Wirklich interdisziplinär hingegen geht es in dem lesenswerten Aufsatz der in Köln lehrenden Professorin für Design Uta Brandes zu. Das liegt nicht zuletzt daran, dass ihr wissenschaftliches Fachgebiet nicht nur eine "transitorische Disziplin" ist, die zwischen Theorie und Praxis changiert. "Auf Zukunft gerichtetes Design", so wie Brandes es versteht und betreibt, sei zudem eine "undisziplinierte Disziplin." Mit ihm will sie die "sich in der poststrukturalistischen, psychoanalytischen, (radikal-)konstruktivistischen Theorietradition verstehenden Ansätze" praktisch transzendieren, da diese selbst "das Empirische, die Fertigkeiten und Praktiken überhaupt nicht mehr zum Gegenstand von Wahrnehmung, Erkenntnis und Interpretation werden" ließen. Das ist zwar nicht ganz zutreffend, man denke etwa an die von Butler propagierte parodistische Aufhebung der Geschlechtsidentitäten.
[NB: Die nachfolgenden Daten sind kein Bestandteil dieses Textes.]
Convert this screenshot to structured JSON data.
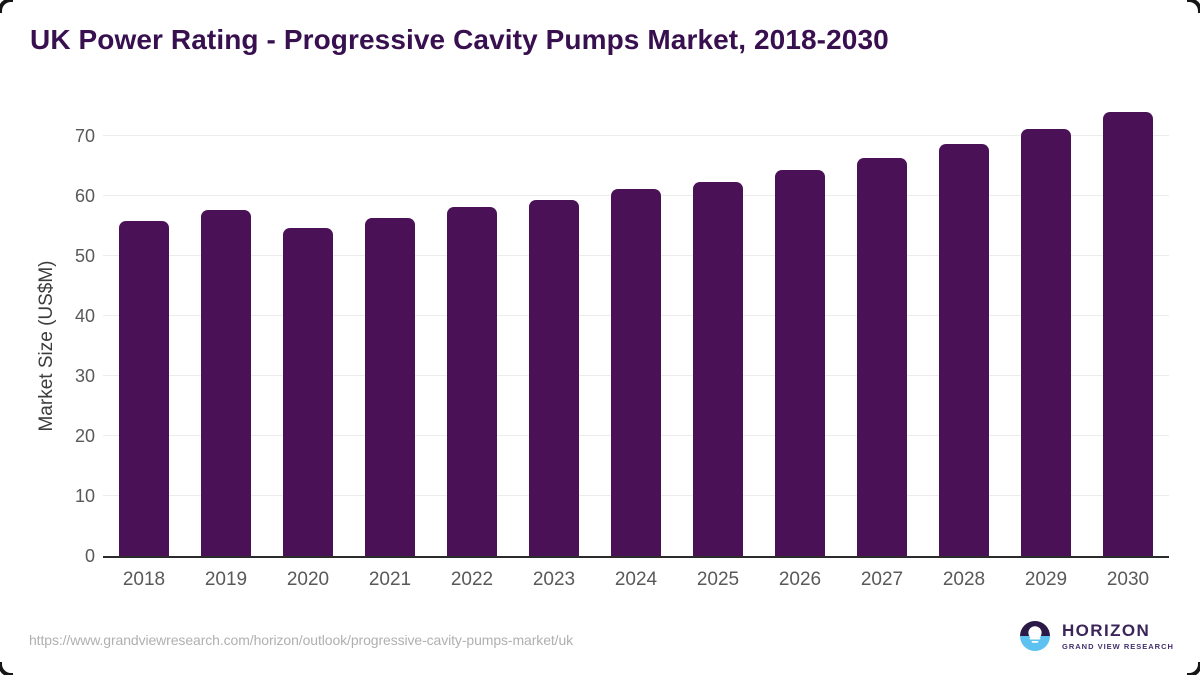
{
  "header": {
    "title": "UK Power Rating - Progressive Cavity Pumps Market, 2018-2030"
  },
  "chart_data": {
    "type": "bar",
    "title": "UK Power Rating - Progressive Cavity Pumps Market, 2018-2030",
    "categories": [
      "2018",
      "2019",
      "2020",
      "2021",
      "2022",
      "2023",
      "2024",
      "2025",
      "2026",
      "2027",
      "2028",
      "2029",
      "2030"
    ],
    "values": [
      55.9,
      57.7,
      54.7,
      56.3,
      58.2,
      59.4,
      61.2,
      62.4,
      64.3,
      66.3,
      68.7,
      71.2,
      74.0
    ],
    "xlabel": "",
    "ylabel": "Market Size (US$M)",
    "ylim": [
      0,
      75
    ],
    "yticks": [
      0,
      10,
      20,
      30,
      40,
      50,
      60,
      70
    ],
    "grid": true,
    "legend": "none",
    "bar_color": "#4a1157"
  },
  "footer": {
    "source_url": "https://www.grandviewresearch.com/horizon/outlook/progressive-cavity-pumps-market/uk",
    "logo": {
      "brand": "HORIZON",
      "sub_brand": "GRAND VIEW RESEARCH"
    }
  },
  "colors": {
    "bar_color": "#4a1157",
    "title_color": "#38104f",
    "gridline_color": "#ececec",
    "axis_color": "#2b2b2b",
    "tick_color": "#595959",
    "url_color": "#b0b0b0",
    "logo_navy": "#2b1a47",
    "logo_blue": "#5ec2f0",
    "logo_purple": "#3b2559"
  }
}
Dennoch ist ihre These innovativ und spannend. Sie belässt es nämlich nicht bei der Feststellung, dass "gesellschaftliche Tendenzen" bestehen, die in "männlich" und "weiblich" zweigeteilte Geschlechterpolarität "zugunsten von Androgynie (männliche und weibliche Anteile in einer Person)" zu verschieben, sondern behauptet zudem, "dass sich zukünftig eine dritte Möglichkeit zwischen Entweder-Oder und dem Sowohl-Als auch abzeichnen könnte: ein Weder-Noch". So könnte die Geschlechterpolarität ebenso negiert werden wie Androgynität und eine neue Vorstellung "jenseits aller bisher gültigen Zuschreibungen und Klassifizierungen" geboren werden. "Vollkommen andere Dazwischen-Beziehungen" würden möglich, die "alle bekannten Raster zum Einsturz bringen" könnten.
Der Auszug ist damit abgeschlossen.